Poker Zoo 65: Travis Gets the Grease
If you play in the OOP deepstack training game, or more abstractly, in any online game, you’ve played a hand with Travis Moss. An increasingly reformed tight aggressive, Travis is a student of the game, with a lot of training sites and study behind him. On reflection, Travis seems like a good example of a taking up poker successfully in middle age. He’s the squeaky wheel, someone unafraid to ask a lot of questions in order to get there. We get into some of those answers he found, and now, the ones he’s finding on his own: Travis also has some interesting takes on how the solver works and how one should use it.

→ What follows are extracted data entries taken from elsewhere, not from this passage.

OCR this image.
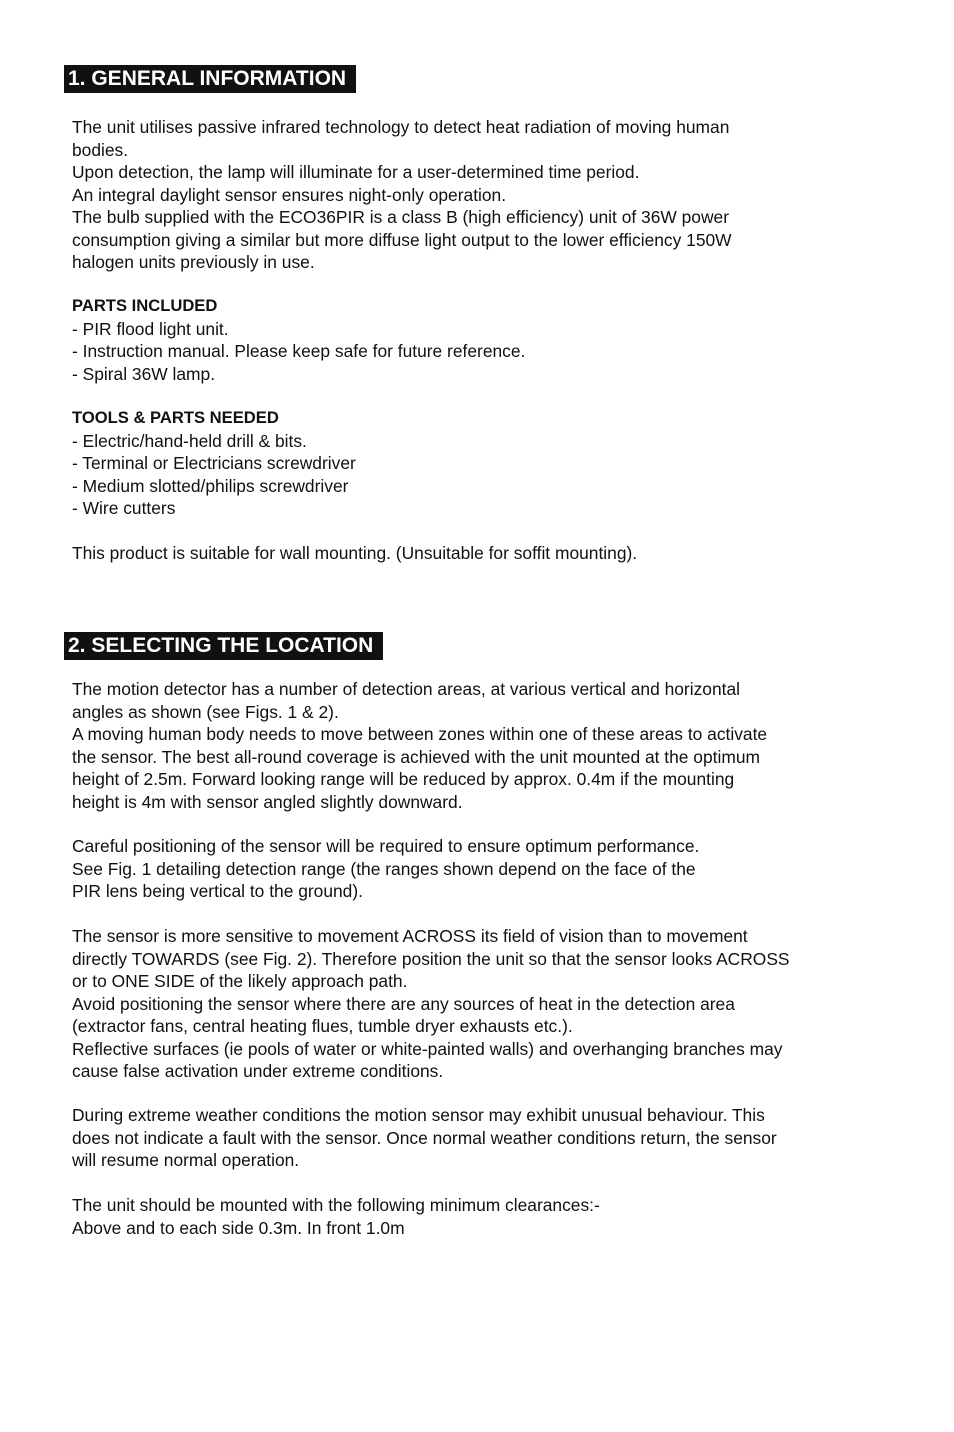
1. GENERAL INFORMATION
The unit utilises passive infrared technology to detect heat radiation of moving human
bodies.
Upon detection, the lamp will illuminate for a user-determined time period.
An integral daylight sensor ensures night-only operation.
The bulb supplied with the ECO36PIR is a class B (high efficiency) unit of 36W power
consumption giving a similar but more diffuse light output to the lower efficiency 150W
halogen units previously in use.
PARTS INCLUDED
- PIR flood light unit.
- Instruction manual. Please keep safe for future reference.
- Spiral 36W lamp.
TOOLS & PARTS NEEDED
- Electric/hand-held drill & bits.
- Terminal or Electricians screwdriver
- Medium slotted/philips screwdriver
- Wire cutters
This product is suitable for wall mounting. (Unsuitable for soffit mounting).
2. SELECTING THE LOCATION
The motion detector has a number of detection areas, at various vertical and horizontal
angles as shown (see Figs. 1 & 2).
A moving human body needs to move between zones within one of these areas to activate
the sensor. The best all-round coverage is achieved with the unit mounted at the optimum
height of 2.5m. Forward looking range will be reduced by approx. 0.4m if the mounting
height is 4m with sensor angled slightly downward.
Careful positioning of the sensor will be required to ensure optimum performance.
See Fig. 1 detailing detection range (the ranges shown depend on the face of the
PIR lens being vertical to the ground).
The sensor is more sensitive to movement ACROSS its field of vision than to movement
directly TOWARDS (see Fig. 2). Therefore position the unit so that the sensor looks ACROSS
or to ONE SIDE of the likely approach path.
Avoid positioning the sensor where there are any sources of heat in the detection area
(extractor fans, central heating flues, tumble dryer exhausts etc.).
Reflective surfaces (ie pools of water or white-painted walls) and overhanging branches may
cause false activation under extreme conditions.
During extreme weather conditions the motion sensor may exhibit unusual behaviour. This
does not indicate a fault with the sensor. Once normal weather conditions return, the sensor
will resume normal operation.
The unit should be mounted with the following minimum clearances:-
Above and to each side 0.3m. In front 1.0m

Here is some of Travis’ mentioned “rant,” from publicly accessible S4Y discord chat, which is really less of rant than than a reminder that in a zero-sum game of turns, your action can be based on what your opponent can or will do, as opposed to just the equilibrium model of the game:
IN the
Vlog-cast yesterday a point about GTO was made that exemplifies the wide spread misunderstanding of GTO. Game Theory is a process. It is not an absolute. Rock paper Scissors… Opponent always throwing Rock. Many assume the GTO way to play RPS would be to randomly play each one 1/3 of the time. As stated in the Vlog this would result in breakeven against the Rock only player. But that’s not Game theory. Game Theory would actually say you always play Paper against this opponent. UNTIL, the opponent changes. When they change, we then change, Eventually both players (if they keep changing to the situation) will BOTH end up at random 1/3 mix of each. It is only now that the 1/3 mix is the optimal way to play. Throughout this process there will be countless iterations of the optimal strategy in a particular moment.